Refugees have gone through so much. I want to be a part of the system that makes sure that this chance, this second start, is the best and safest start I can give them.
You’ve accomplished so much. Is there a thing you're most proud of?
What am I most proud of? I think it's not so much any of the things I have done. I think for me, it's probably the community. It’s the families who let me in – their trust.
I'm a nobody. Yet, these families all of a sudden were asking me important things, like, “Should I take this job?” "Do you trust this doctor to treat me? Do you like him?" I feel so humbled.
What am I most proud of? I think it's not so much any of the things I have done. I think for me, it's probably the community. It’s the families who let me in.
These families have taught me so much. I think so much of my work with them has been the best education that I could've had. I am so thankful that families are taking time to share these stories with me and that they trust me enough.
We’ve covered a ton. Is there anything else you want to talk about?
The only part that I guess that I left out is my grandma and my mom and my dad. They’ve invested in my sisters and me. All three of them have had such an amazing impact on my life.
My grandma, in particular, on my mom's side… She's such a kickass woman. I remember I would spend my summers with her. I'd leave the door to the bedroom open so when she got up, I could hear her. I’d want to get up, too, so I could hang out with her.
My grandma was never afraid. She raised six girls. She made sure none of them would think, “I shouldn't do this because I'm this gender.“ And if she saw something wrong, she always did something about it. And I think that transferred over to my mom. She is the same way: She would rather say the truth with her neck on the line than sit in silence and see injustice.
My dad has been the really supportive dad. Knowing some of my crazy ideas, like wanting to go into trauma medicine, and do policy work, it stresses both of my parents out so much. They're like, "Oh my God. What about family medicine?"
I’m like, "No, I need to be part of something bigger." And they back me completely.
It sounds like all the women in your family are pretty kickass.
They are. I'm doing what I'm doing because of them. I think a lot of that goes back to the ideals of Islam that I've grown up with. You want to help your neighbor like you want someone to help you. I think so much of that has come through finding peace in my faith.
Is your faith directing you or is it where you built the foundation?
It is both. I think our faith is why my parents calm down, even though they freak out whenever I’m around trauma. They're like, "Oh my God, no. But, she can do this."
For me, Islam is about doing the right thing. So many of the teachings are about being honest and truthful and compassionate. Having that tied to God allows you to calm down a little bit and still be able to go on the next day.
When you see the kind of crises in the world… It’s a lot to process, especially being a Middle Easterner. Every day is a new sad story. You have to find somewhere to find peace. Activism and faith are where I found mine.
That is a beautiful thing right there. Are there other ways for people to get involved with the good work you are doing?
Refugee Connect is a great organization and they’re always looking for volunteers. That's kind of the big one that comes to mind.

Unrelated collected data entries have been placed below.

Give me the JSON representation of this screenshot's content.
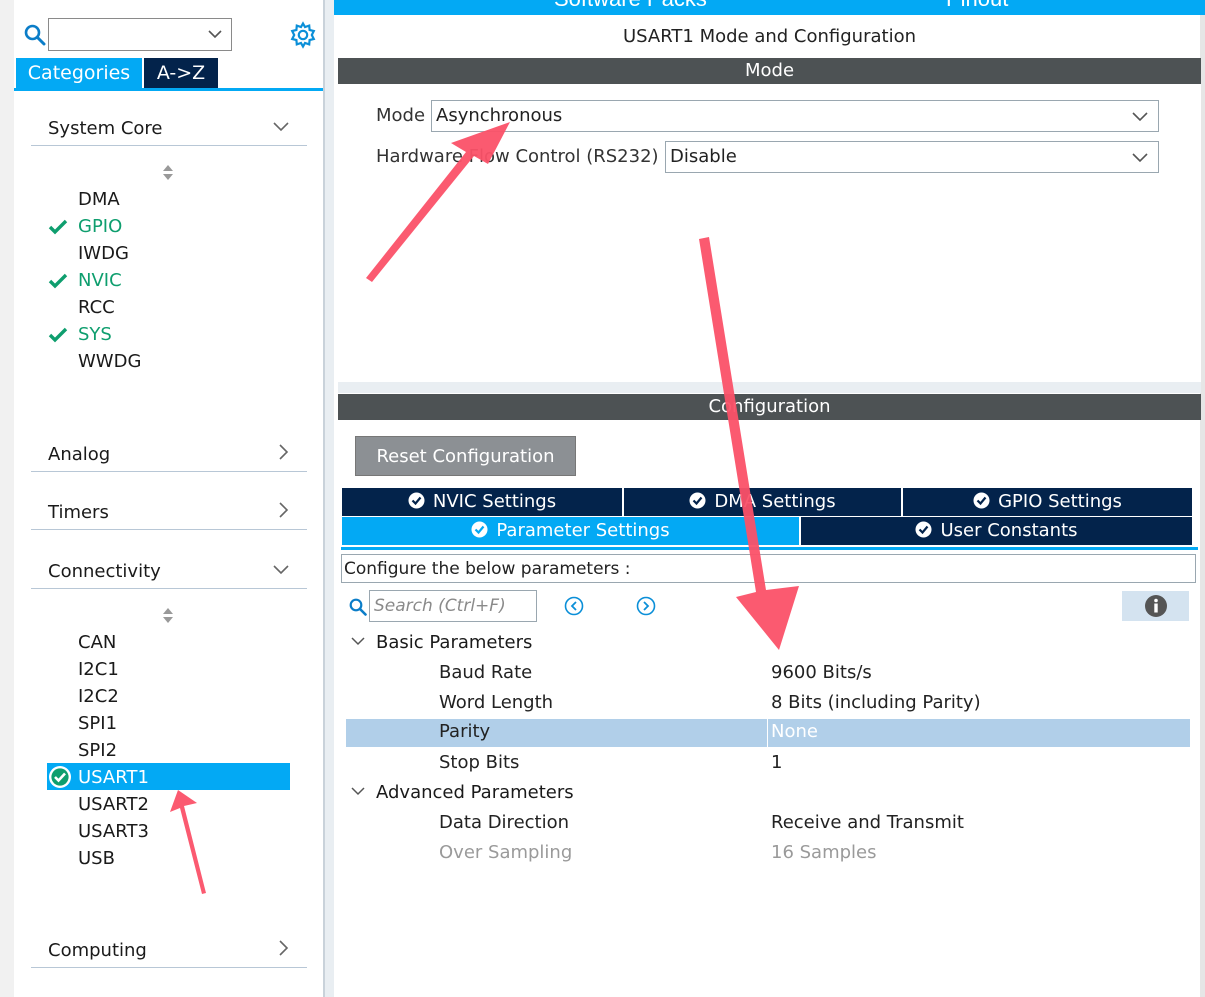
{
  "top_bar": {
    "left_label": "Software Packs",
    "right_label": "Pinout"
  },
  "left_panel": {
    "search": {
      "placeholder": ""
    },
    "tabs": [
      {
        "label": "Categories"
      },
      {
        "label": "A->Z"
      }
    ],
    "sections": {
      "system_core": {
        "label": "System Core",
        "items": [
          {
            "label": "DMA",
            "enabled": false
          },
          {
            "label": "GPIO",
            "enabled": true
          },
          {
            "label": "IWDG",
            "enabled": false
          },
          {
            "label": "NVIC",
            "enabled": true
          },
          {
            "label": "RCC",
            "enabled": false
          },
          {
            "label": "SYS",
            "enabled": true
          },
          {
            "label": "WWDG",
            "enabled": false
          }
        ]
      },
      "analog": {
        "label": "Analog"
      },
      "timers": {
        "label": "Timers"
      },
      "connectivity": {
        "label": "Connectivity",
        "items": [
          {
            "label": "CAN",
            "enabled": false
          },
          {
            "label": "I2C1",
            "enabled": false
          },
          {
            "label": "I2C2",
            "enabled": false
          },
          {
            "label": "SPI1",
            "enabled": false
          },
          {
            "label": "SPI2",
            "enabled": false
          },
          {
            "label": "USART1",
            "enabled": true,
            "selected": true
          },
          {
            "label": "USART2",
            "enabled": false
          },
          {
            "label": "USART3",
            "enabled": false
          },
          {
            "label": "USB",
            "enabled": false
          }
        ]
      },
      "computing": {
        "label": "Computing"
      }
    }
  },
  "right_panel": {
    "title": "USART1 Mode and Configuration",
    "mode_header": "Mode",
    "mode": {
      "label": "Mode",
      "value": "Asynchronous"
    },
    "flow_control": {
      "label": "Hardware Flow Control (RS232)",
      "value": "Disable"
    },
    "configuration_header": "Configuration",
    "reset_button": "Reset Configuration",
    "tabs": {
      "nvic": "NVIC Settings",
      "dma": "DMA Settings",
      "gpio": "GPIO Settings",
      "parameter": "Parameter Settings",
      "user_constants": "User Constants"
    },
    "config_description": "Configure the below parameters :",
    "search_placeholder": "Search (Ctrl+F)",
    "groups": {
      "basic": {
        "label": "Basic Parameters",
        "params": [
          {
            "name": "Baud Rate",
            "value": "9600 Bits/s"
          },
          {
            "name": "Word Length",
            "value": "8 Bits (including Parity)"
          },
          {
            "name": "Parity",
            "value": "None"
          },
          {
            "name": "Stop Bits",
            "value": "1"
          }
        ]
      },
      "advanced": {
        "label": "Advanced Parameters",
        "params": [
          {
            "name": "Data Direction",
            "value": "Receive and Transmit"
          },
          {
            "name": "Over Sampling",
            "value": "16 Samples"
          }
        ]
      }
    }
  },
  "colors": {
    "accent": "#03a9f4",
    "navy": "#03234b",
    "enabled_text": "#0e9e6e",
    "annotation_arrow": "#fb4f66",
    "selected_row": "#b1cfe9",
    "header_bar": "#4d5254"
  }
}
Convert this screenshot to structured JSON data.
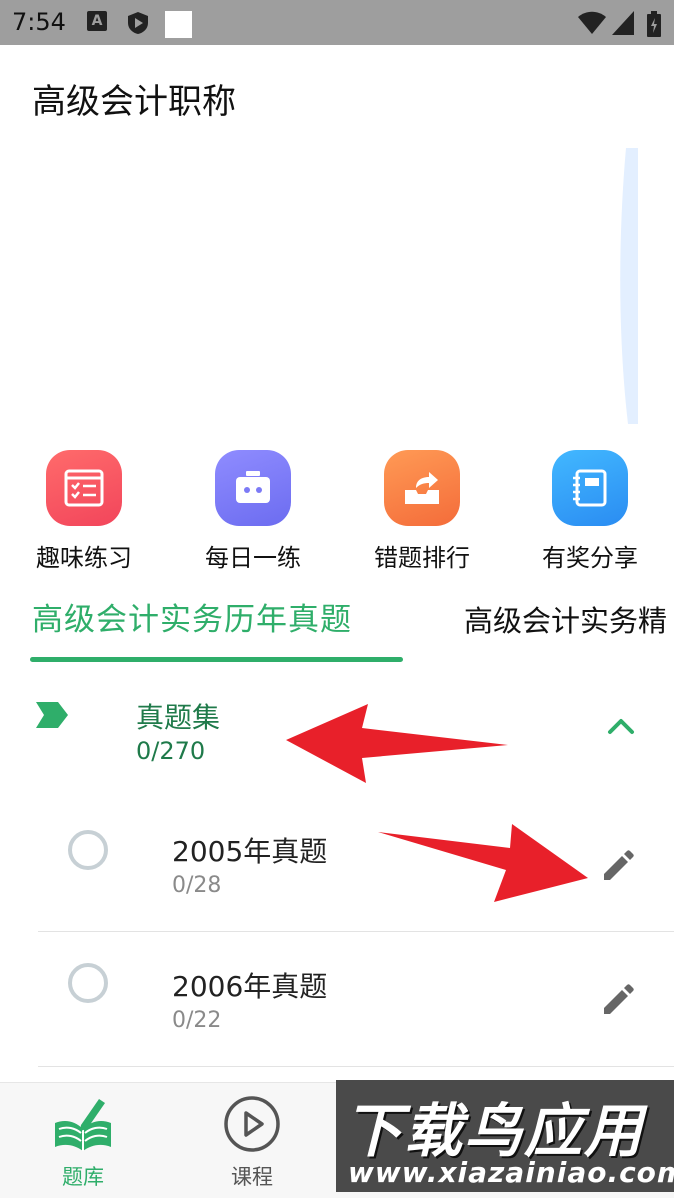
{
  "status_bar": {
    "time": "7:54",
    "badge_letter": "A"
  },
  "header": {
    "title": "高级会计职称"
  },
  "quick_actions": [
    {
      "label": "趣味练习",
      "icon": "checklist-icon",
      "color": "#f2455b"
    },
    {
      "label": "每日一练",
      "icon": "calendar-icon",
      "color": "#6c6cf0"
    },
    {
      "label": "错题排行",
      "icon": "share-box-icon",
      "color": "#f46c3a"
    },
    {
      "label": "有奖分享",
      "icon": "notebook-icon",
      "color": "#2a8cf2"
    }
  ],
  "tabs": [
    {
      "label": "高级会计实务历年真题",
      "active": true
    },
    {
      "label": "高级会计实务精",
      "active": false
    }
  ],
  "group": {
    "title": "真题集",
    "progress": "0/270"
  },
  "items": [
    {
      "title": "2005年真题",
      "progress": "0/28"
    },
    {
      "title": "2006年真题",
      "progress": "0/22"
    }
  ],
  "bottom_nav": [
    {
      "label": "题库",
      "icon": "book-pen-icon",
      "active": true
    },
    {
      "label": "课程",
      "icon": "play-circle-icon",
      "active": false
    }
  ],
  "watermark": {
    "title": "下载鸟应用",
    "url": "www.xiazainiao.com"
  },
  "colors": {
    "accent": "#2fae6a",
    "annotation_arrow": "#e8202a"
  }
}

The women and children are the most vulnerable group in crisis. They're the ones that are so often forgotten. They hurt the most, but at the same time, moms are supposed to act like everything's okay and move on. I was like, "You know what? I need to be on their ground, learning and being there with them." That's kind of that end-piece to what I want to do.
So, for me, I would love to talk with anybody who is interested in 3Sisters Foundation or the mental health aspect of the refugee, in particular. Sometimes it's nice to feel like there's someone else in the community that cares about it.